Un soir de fête où tout devenait possible

15-novembre-1976C’est dans cette euphorie que le Parti Québécois prenait le pouvoir, son premier mandat, pour diriger le Québec. Je revois encore un René Lévesque dégoulinant de sueur, exprimer sa grande fierté inégalée d’être québécois. L’impossible venait de s’accomplir par une écrasante majorité de 71 députés péquistes contre 29 libéraux médusés, et l’indépendance était à bout de bras. Ça fait 40 ans aujourd’hui!

Je revois encore cette image du Centre Paul-Sauvé, où un papa dans la foule, serrait en pleurs, son petit enfant dans ses bras. C’était comme gagner le gros lot. C’était l’accomplissement d’un peuple. On rêvait d’un pays et soudainement tout devenait possible. Ce nouveau gouvernement fut le meilleur gouvernement des 50 dernières années sans contredit, avec ses réformes et politiques qui sont toujours là, quarante années plus tard.

Malheureusement, deux référendums dont le dernier de 1995 perdu par la peau des fesses et l’arrivée massives d’immigrants ont tôt fait de diluer la fibre patriotique des québécois pour longtemps.

Dans son édition de ce matin, le sociologue, auteur et chroniqueur Mathieu Bock-Côté, du Journal de Montréal, dressait un portrait très juste de ce que nous sommes devenus politiquement durant ces quatre décennies. Je me permets de vous le reproduire intégralement.

15 NOVEMBRE 1976: PROMESSE NON TENUE

Le 15 novembre 1976, le PQ prenait le pouvoir pour la première fois. Une certitude logeait au fond des cœurs: plus tôt que tard, le peuple québécois ferait son indépendance. Enfin. Le plus vieux rêve de notre peuple s’accomplirait.

Les descendants des 60 000 de 1760 deviendraient maîtres chez eux. Quarante ans et deux référendums plus tard, ce n’est pas arrivé. Et ce n’est pas à la veille d’arriver non plus. Nous sommes passés de la ferveur à la tiédeur.

DÉFAITE

Comment expliquer cette défaite de l’indépendance, que ses militants cherchent à faire survivre dans l’indifférence? Un peuple n’échoue pas son indépendance sans en payer le prix. La défaite de 1980 nous a valu une Constitution hostile. Elle s’applique encore à nous, même si nous ne l’avons pas signée.

La défaite de 1995 a ouvert une guerre idéologique contre l’identité québécoise, accusée de racisme. Ils sont depuis gênés de s’affirmer. Pourtant, nous ne pouvons renier le rêve du pays. Si nous échouons, nous disparaîtrons comme peuple.

Jean-François Lisée disait récemment que le peuple québécois est indestructible. Il se trompe. Nous sommes tout sauf indestructible. Nous sommes une petite nation improbable an Amérique, qui doit faire preuve de vigilance.

Devant le multiculturalisme canadien qui nie notre identité, l’immigration massive qui érode notre poids démographique, la puissance impériale de l’anglais qui fragilise notre langue, le peuple québécois pourrait bien s’effacer lentement du globe. Ce serait la disparition tranquille.

DISPARAÎTRE

Mais nous ne voulons pas le savoir.
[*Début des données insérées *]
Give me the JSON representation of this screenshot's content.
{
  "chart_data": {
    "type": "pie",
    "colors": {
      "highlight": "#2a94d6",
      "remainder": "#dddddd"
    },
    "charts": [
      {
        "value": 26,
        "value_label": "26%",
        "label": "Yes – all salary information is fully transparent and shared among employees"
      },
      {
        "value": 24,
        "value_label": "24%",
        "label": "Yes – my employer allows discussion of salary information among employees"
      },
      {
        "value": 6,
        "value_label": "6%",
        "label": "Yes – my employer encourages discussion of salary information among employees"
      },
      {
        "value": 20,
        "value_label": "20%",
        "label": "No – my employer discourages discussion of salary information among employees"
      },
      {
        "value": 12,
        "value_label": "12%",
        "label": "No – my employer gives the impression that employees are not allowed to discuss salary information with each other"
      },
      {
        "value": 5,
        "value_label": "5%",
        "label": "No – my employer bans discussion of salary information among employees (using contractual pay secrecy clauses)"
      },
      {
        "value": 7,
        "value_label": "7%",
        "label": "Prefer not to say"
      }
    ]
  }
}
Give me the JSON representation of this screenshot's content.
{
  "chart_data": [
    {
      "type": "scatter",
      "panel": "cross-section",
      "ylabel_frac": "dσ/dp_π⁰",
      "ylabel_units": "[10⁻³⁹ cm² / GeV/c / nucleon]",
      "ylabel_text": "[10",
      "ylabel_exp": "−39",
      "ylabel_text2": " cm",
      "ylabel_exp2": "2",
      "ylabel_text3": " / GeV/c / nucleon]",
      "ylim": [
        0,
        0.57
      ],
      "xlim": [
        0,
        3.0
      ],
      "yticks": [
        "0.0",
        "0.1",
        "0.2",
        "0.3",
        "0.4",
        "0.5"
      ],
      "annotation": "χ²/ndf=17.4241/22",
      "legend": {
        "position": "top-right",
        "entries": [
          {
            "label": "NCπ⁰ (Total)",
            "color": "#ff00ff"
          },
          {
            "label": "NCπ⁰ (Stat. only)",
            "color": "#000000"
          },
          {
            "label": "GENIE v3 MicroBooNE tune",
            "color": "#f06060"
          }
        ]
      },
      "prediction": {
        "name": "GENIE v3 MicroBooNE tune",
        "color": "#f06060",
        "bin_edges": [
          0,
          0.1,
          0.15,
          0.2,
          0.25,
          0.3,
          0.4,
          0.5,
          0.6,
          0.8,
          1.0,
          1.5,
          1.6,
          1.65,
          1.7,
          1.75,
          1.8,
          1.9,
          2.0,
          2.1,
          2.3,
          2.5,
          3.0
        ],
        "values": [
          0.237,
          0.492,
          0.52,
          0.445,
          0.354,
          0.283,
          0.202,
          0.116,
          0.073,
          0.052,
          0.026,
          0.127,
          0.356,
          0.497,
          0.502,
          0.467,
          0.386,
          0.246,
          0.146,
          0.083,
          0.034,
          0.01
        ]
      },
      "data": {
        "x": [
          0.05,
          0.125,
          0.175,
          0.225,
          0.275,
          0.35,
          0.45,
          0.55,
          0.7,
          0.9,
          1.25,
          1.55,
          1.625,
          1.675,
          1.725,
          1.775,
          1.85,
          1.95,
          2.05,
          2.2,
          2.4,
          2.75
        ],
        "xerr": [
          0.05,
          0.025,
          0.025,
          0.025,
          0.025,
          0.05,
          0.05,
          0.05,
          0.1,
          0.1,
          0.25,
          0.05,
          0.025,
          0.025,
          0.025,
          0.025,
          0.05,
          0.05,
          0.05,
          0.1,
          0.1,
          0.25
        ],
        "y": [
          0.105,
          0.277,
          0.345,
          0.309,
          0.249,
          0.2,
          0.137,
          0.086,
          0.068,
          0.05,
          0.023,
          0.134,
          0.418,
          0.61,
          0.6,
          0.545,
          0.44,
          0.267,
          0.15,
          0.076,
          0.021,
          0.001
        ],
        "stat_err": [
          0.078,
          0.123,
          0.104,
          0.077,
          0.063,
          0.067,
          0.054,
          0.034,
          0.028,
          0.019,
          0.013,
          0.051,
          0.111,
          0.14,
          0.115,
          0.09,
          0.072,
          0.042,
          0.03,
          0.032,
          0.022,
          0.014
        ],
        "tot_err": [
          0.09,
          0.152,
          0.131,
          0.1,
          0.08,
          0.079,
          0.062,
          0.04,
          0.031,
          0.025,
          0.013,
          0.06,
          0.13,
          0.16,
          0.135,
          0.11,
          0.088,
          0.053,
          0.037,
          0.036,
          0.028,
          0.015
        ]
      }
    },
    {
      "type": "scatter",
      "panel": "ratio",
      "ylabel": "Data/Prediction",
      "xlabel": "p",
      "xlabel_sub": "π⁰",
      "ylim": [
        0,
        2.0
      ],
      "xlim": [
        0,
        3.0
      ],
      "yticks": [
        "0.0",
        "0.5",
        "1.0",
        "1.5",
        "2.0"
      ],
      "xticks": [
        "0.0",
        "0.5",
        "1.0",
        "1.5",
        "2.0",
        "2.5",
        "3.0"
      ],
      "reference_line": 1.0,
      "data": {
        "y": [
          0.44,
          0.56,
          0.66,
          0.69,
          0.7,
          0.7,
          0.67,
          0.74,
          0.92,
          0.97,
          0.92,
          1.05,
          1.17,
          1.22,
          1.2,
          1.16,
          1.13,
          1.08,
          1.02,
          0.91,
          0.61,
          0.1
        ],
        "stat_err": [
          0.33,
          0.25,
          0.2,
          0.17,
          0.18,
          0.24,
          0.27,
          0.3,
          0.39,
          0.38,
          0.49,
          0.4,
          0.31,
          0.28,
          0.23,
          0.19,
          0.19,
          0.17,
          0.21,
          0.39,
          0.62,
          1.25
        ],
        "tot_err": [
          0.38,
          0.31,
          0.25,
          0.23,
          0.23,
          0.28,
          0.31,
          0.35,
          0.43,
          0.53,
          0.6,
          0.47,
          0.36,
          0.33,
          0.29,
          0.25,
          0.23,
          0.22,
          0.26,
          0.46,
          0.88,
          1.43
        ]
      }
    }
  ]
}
Cela nous obligerait à une réaction vigoureuse. À nous de redresser. Alors on chante «ça va bien»! Il se pourrait bien qu’un jour, le 15 novembre 1976 ne nous dise plus rien. Pour l’instant, le souvenir de cette belle nuit peut encore nous rappeler qu’avant d’être un peuple diminué nous avons cru être quelque chose comme un grand peuple. Vivre l’indépendance!